Of course, this is not to say, that teenage discos are alone in their confused sexual expression. As club culture evolved and came to dominate the Irish social scene in the 90’s and media becomes more hyper-sexualised as well as accessible, Irish culture is continually being challenged by the hyper-sexualised global trends, clashing with the conservative culture previously dominated by catholic teaching and sexual oppression. A vacuum has opened up on the ground of sexual ethics and teenage discos are merely an attempt to drain that tension.

Anne Sexton elaborates, ‘I think what the big issue with what is happening in teenage discos isn’t a huge amount different to places visited by older people, where you still have the case of people going out getting very drunk and hooking up with members of the opposite sex. I think there’s something deeply wrong. We have a deep issue in this country where people need to get really drunk before they can approach somebody of the opposite sex. There is very little discussion about positive sexuality in our culture. As a people, the Irish nation doesn’t seem to have a very healthy positive self-image.’

Naively relieved at the relative tameness of the night compared to my memories of personal experiences with teenage disco’s, I go to leave but was fooling myself if I thought I was getting away that easy.
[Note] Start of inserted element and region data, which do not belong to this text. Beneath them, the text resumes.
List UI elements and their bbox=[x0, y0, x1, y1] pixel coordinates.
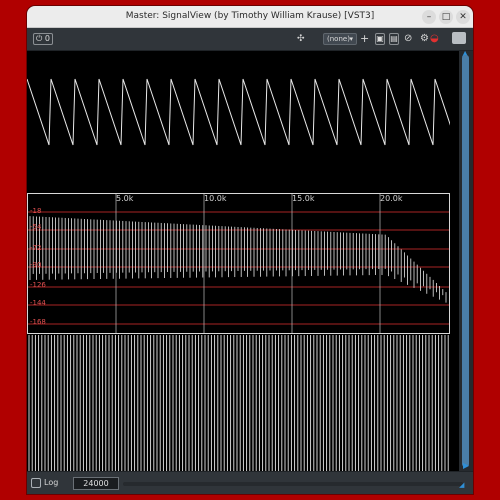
db-label: -54 bbox=[30, 223, 42, 231]
db-label: -126 bbox=[30, 281, 46, 289]
minimize-button[interactable]: – bbox=[422, 10, 436, 24]
chevron-down-icon: ▾ bbox=[349, 35, 353, 43]
plugin-window: Master: SignalView (by Timothy William K… bbox=[27, 6, 473, 494]
save-icon[interactable]: ▣ bbox=[375, 33, 385, 45]
add-icon[interactable]: + bbox=[360, 32, 369, 45]
cpu-value: 0 bbox=[44, 34, 50, 43]
log-label: Log bbox=[44, 478, 59, 487]
settings-icon[interactable]: ⚙ bbox=[420, 33, 429, 44]
db-label: -168 bbox=[30, 318, 46, 326]
db-label: -18 bbox=[30, 207, 42, 215]
db-label: -144 bbox=[30, 299, 46, 307]
vertical-scrollbar[interactable]: ▲ ▶ bbox=[459, 49, 473, 471]
db-label: -72 bbox=[30, 244, 42, 252]
spectrum-plot bbox=[28, 194, 449, 333]
status-bar: Log 24000 ◢ bbox=[27, 471, 473, 494]
scroll-right-icon[interactable]: ▶ bbox=[463, 461, 469, 470]
freq-label: 15.0k bbox=[292, 194, 315, 203]
params-icon[interactable]: ▤ bbox=[389, 33, 399, 45]
midi-icon[interactable]: ✣ bbox=[297, 34, 305, 44]
power-icon: ⏻ bbox=[36, 34, 43, 43]
close-button[interactable]: ✕ bbox=[456, 10, 470, 24]
io-icon[interactable] bbox=[452, 32, 466, 44]
freq-label: 10.0k bbox=[204, 194, 227, 203]
plugin-toolbar: ⏻ 0 ✣ (none) ▾ + ▣ ▤ ⊘ ⚙ ◒ bbox=[27, 28, 473, 51]
freq-label: 20.0k bbox=[380, 194, 403, 203]
window-title: Master: SignalView (by Timothy William K… bbox=[125, 11, 375, 21]
log-checkbox[interactable] bbox=[31, 478, 41, 488]
preset-dropdown[interactable]: (none) ▾ bbox=[323, 33, 357, 45]
freq-label: 5.0k bbox=[116, 194, 134, 203]
resize-grip-icon[interactable]: ◢ bbox=[459, 481, 464, 489]
spectrogram-plot bbox=[28, 335, 449, 471]
db-label: -90 bbox=[30, 261, 42, 269]
preset-value: (none) bbox=[327, 35, 350, 43]
bypass-icon[interactable]: ⊘ bbox=[404, 33, 412, 44]
meter-icon[interactable]: ◒ bbox=[430, 33, 439, 44]
spectrogram-panel[interactable] bbox=[27, 335, 450, 471]
cpu-meter-button[interactable]: ⏻ 0 bbox=[33, 33, 53, 45]
horizontal-scrollbar[interactable] bbox=[123, 482, 463, 486]
waveform-trace bbox=[27, 78, 460, 146]
maximize-button[interactable]: □ bbox=[439, 10, 453, 24]
spectrum-panel[interactable]: 5.0k 10.0k 15.0k 20.0k -18 -54 -72 -90 -… bbox=[27, 193, 450, 334]
title-bar[interactable]: Master: SignalView (by Timothy William K… bbox=[27, 6, 473, 28]
waveform-panel[interactable] bbox=[27, 51, 460, 191]
scroll-thumb[interactable] bbox=[462, 55, 469, 467]
signalview-display: 5.0k 10.0k 15.0k 20.0k -18 -54 -72 -90 -… bbox=[27, 51, 460, 471]
rate-field[interactable]: 24000 bbox=[73, 477, 119, 490]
Passing through the main dancehall I see a girl standing surrounded by a group of young men in the corner. They are videoing her on their mobile phones, as a young man disappears his hand up her skirt from behind as she dances sleepily. Leaving the disturbing situation behind I make my exit onto the street..

Outside, I meet up with my investigative associates, who have struck up a conversation with a girl outside. Her friend is with her in tears as they were not able to get in. We talk and console them as we wait for our lift. They tell us about Wezz and reassure us that ‘we are all having a good time’. Her friend is consistently being pestered by a boy who approaches her on whispering in her ear. On one of these occasions she blurts out ‘I’m not going to have sex with you, I was crying only a minute ago’.
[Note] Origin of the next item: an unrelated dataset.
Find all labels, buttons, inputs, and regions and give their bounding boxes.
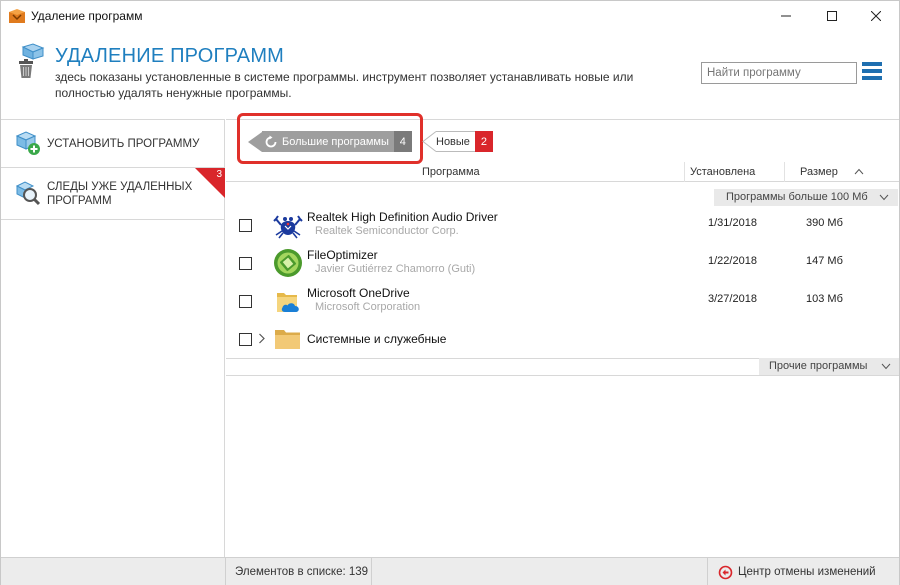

Nearby we witness a young boy casually probing another girl without so much as a word or a kiss. She is uneager to resist but after a minute shyly shrugs him off.

At this point we give up on the lift and call a taxi.

As we leave, the gardai are on the scene and start shepherding groups of drunk youths. Citing section 8 of the criminal act, he merely translates the legislation as “simply get out of my sight, and out of donnybrook. Clear off.’ The defeated stumble away. Parents are arriving now as the disco closes and groups flow out onto the street to collect their children. For those without parents waiting, groups split off in different directions and newly formed couples head in the direction of Herbert Park.

Eventually the youths are cleared away, collected by parents, shooed away by guards and others simply saunter drunkenly into the night.

Putting Wezz behind us, we stop off at the Burlington and within five minutes have wrangled our way into the BESS Ball. It’s at its peak; music is pumping, everyone is tipsy and the place is buzzing.

Perhaps it was sober states, or maybe our cynical attitudes leaving Wezz, but try as we might we can’t ignore the string of paramedics who stream into the back of the ball room and wander through the tables, spoilt for choice and trying to decide which passed out ball attendee they are meant to take to the hospital to get their stomach pumped. Nor can we ignore the puddle of blood on the dancefloor, the couple disappearing under a ballroom table or police removing persistent drunks from the premises.

No no, perhaps we are just being cynical, we quickly take a few drinks and soon realise we are actually all having a good time.